| 
 Sinds het opstellen van de begroting 2023 (medio 2022) is er een opwaartse trend voor zowel de rente kort geld als de rente lang geld. 
Rente kort geld De kasgeldlimiet is ongeveer € 15 miljoen. Uitgaande van 3% rente en het voor 2/3 benutten van de kasgeldlimiet wordt de rente kort geld € 300.000 per jaar. In onze begroting staat op product 911 nog een inkomst geraamd van € 73.000 (destijds leverde rente kort geld nog een vergoeding op). Dus het nadeel in 2023 is dan € 373.000. Voor 2024 en verder wordt uitgegaan van 3,5% rente. Het nadeel is dan € 423.000. Het werkelijke nadeel is afhankelijk van hoeveel kasgeld we afsluiten door het jaar heen en wat de rente gaat doen.  

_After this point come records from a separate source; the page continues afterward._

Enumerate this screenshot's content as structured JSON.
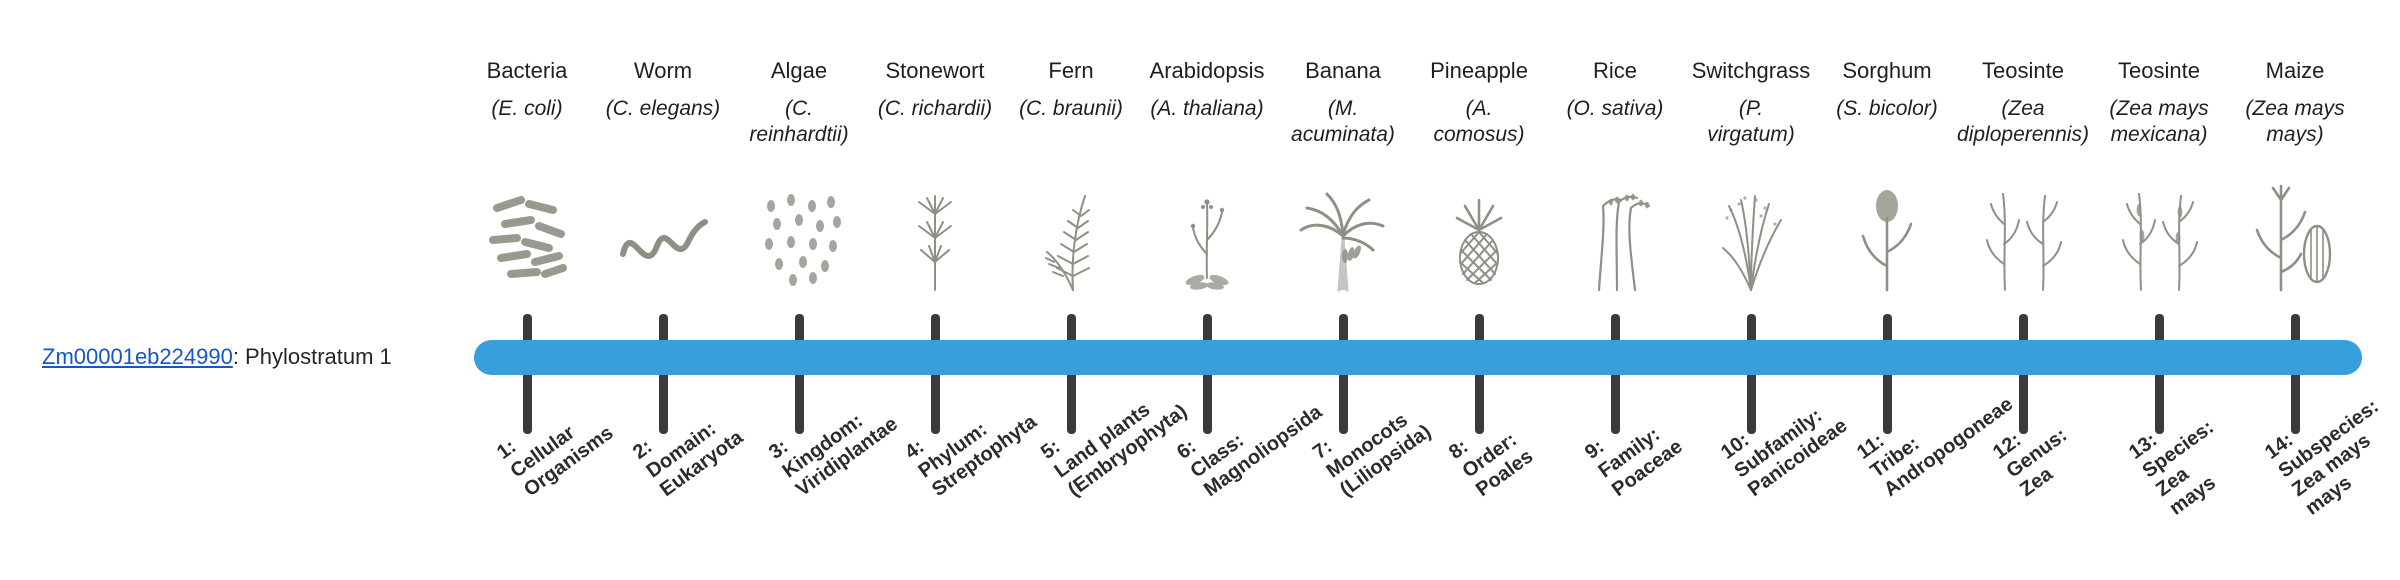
{
  "gene": {
    "id": "Zm00001eb224990",
    "suffix": ": Phylostratum 1"
  },
  "colors": {
    "bar_blue": "#379FDC",
    "link_blue": "#1756C8",
    "tick_dark": "#3A3A3A",
    "text_dark": "#262626",
    "illustration_gray": "#8F8F85"
  },
  "phylostrata": [
    {
      "index": 1,
      "common_name": "Bacteria",
      "scientific_name": "(E. coli)",
      "icon": "bacteria-illustration",
      "stage_label": "1:\nCellular\nOrganisms"
    },
    {
      "index": 2,
      "common_name": "Worm",
      "scientific_name": "(C. elegans)",
      "icon": "worm-illustration",
      "stage_label": "2:\nDomain:\nEukaryota"
    },
    {
      "index": 3,
      "common_name": "Algae",
      "scientific_name": "(C.\nreinhardtii)",
      "icon": "algae-illustration",
      "stage_label": "3:\nKingdom:\nViridiplantae"
    },
    {
      "index": 4,
      "common_name": "Stonewort",
      "scientific_name": "(C. richardii)",
      "icon": "stonewort-illustration",
      "stage_label": "4:\nPhylum:\nStreptophyta"
    },
    {
      "index": 5,
      "common_name": "Fern",
      "scientific_name": "(C. braunii)",
      "icon": "fern-illustration",
      "stage_label": "5:\nLand plants\n(Embryophyta)"
    },
    {
      "index": 6,
      "common_name": "Arabidopsis",
      "scientific_name": "(A. thaliana)",
      "icon": "arabidopsis-illustration",
      "stage_label": "6:\nClass:\nMagnoliopsida"
    },
    {
      "index": 7,
      "common_name": "Banana",
      "scientific_name": "(M.\nacuminata)",
      "icon": "banana-illustration",
      "stage_label": "7:\nMonocots\n(Liliopsida)"
    },
    {
      "index": 8,
      "common_name": "Pineapple",
      "scientific_name": "(A.\ncomosus)",
      "icon": "pineapple-illustration",
      "stage_label": "8:\nOrder:\nPoales"
    },
    {
      "index": 9,
      "common_name": "Rice",
      "scientific_name": "(O. sativa)",
      "icon": "rice-illustration",
      "stage_label": "9:\nFamily:\nPoaceae"
    },
    {
      "index": 10,
      "common_name": "Switchgrass",
      "scientific_name": "(P.\nvirgatum)",
      "icon": "switchgrass-illustration",
      "stage_label": "10:\nSubfamily:\nPanicoideae"
    },
    {
      "index": 11,
      "common_name": "Sorghum",
      "scientific_name": "(S. bicolor)",
      "icon": "sorghum-illustration",
      "stage_label": "11:\nTribe:\nAndropogoneae"
    },
    {
      "index": 12,
      "common_name": "Teosinte",
      "scientific_name": "(Zea\ndiploperennis)",
      "icon": "teosinte-illustration",
      "stage_label": "12:\nGenus:\nZea"
    },
    {
      "index": 13,
      "common_name": "Teosinte",
      "scientific_name": "(Zea mays\nmexicana)",
      "icon": "teosinte-mexicana-illustration",
      "stage_label": "13:\nSpecies:\nZea\nmays"
    },
    {
      "index": 14,
      "common_name": "Maize",
      "scientific_name": "(Zea mays\nmays)",
      "icon": "maize-illustration",
      "stage_label": "14:\nSubspecies:\nZea mays\nmays"
    }
  ]
}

Rente lang geld De rente lang geld is in deze fase van het jaar lastig in te schatten. De laatste jaren zien we dat de werkelijke financieringsbehoefte lager is dan de raming. Dit wordt veroorzaakt doordat investeringen doorschuiven naar een ander jaar. Dit zorgt voor een rentevoordeel in het lopende jaar. Daartegenover staat een rentenadeel als gevolg van de stijgende rente. De huidige rente (eind maart 2023) zit rond de 3% voor 30 jaar lineair. In de begroting hebben we gerekend met 2%. Vooralsnog nemen we de rente lang geld op als “p.m.”. Indien nodig wordt deze bijgesteld bij het najaarsbericht. Bij het opstellen van de begroting 2024 wordt de financieringsbehoefte voor de komende jaren geactualiseerd en doorberekend tegen het dan ingeschatte rentepercentage. 
Herberekening rente-omslag Door de stijgende rente zal op termijn ook het renteomslag-percentage naar boven moeten worden bijgesteld. Dit percentage is nu afgerond op 1%. Bij een hoger percentage gaan we meer rente toerekenen aan investeringen. Bij de jaarrekening 2022 komt het werkelijke renteomslag-percentage uit op 0,88%. Naar verwachting stijgt dit percentage in 2023 iets boven de 1% uit. Vooralsnog als “p.m.” opgenomen.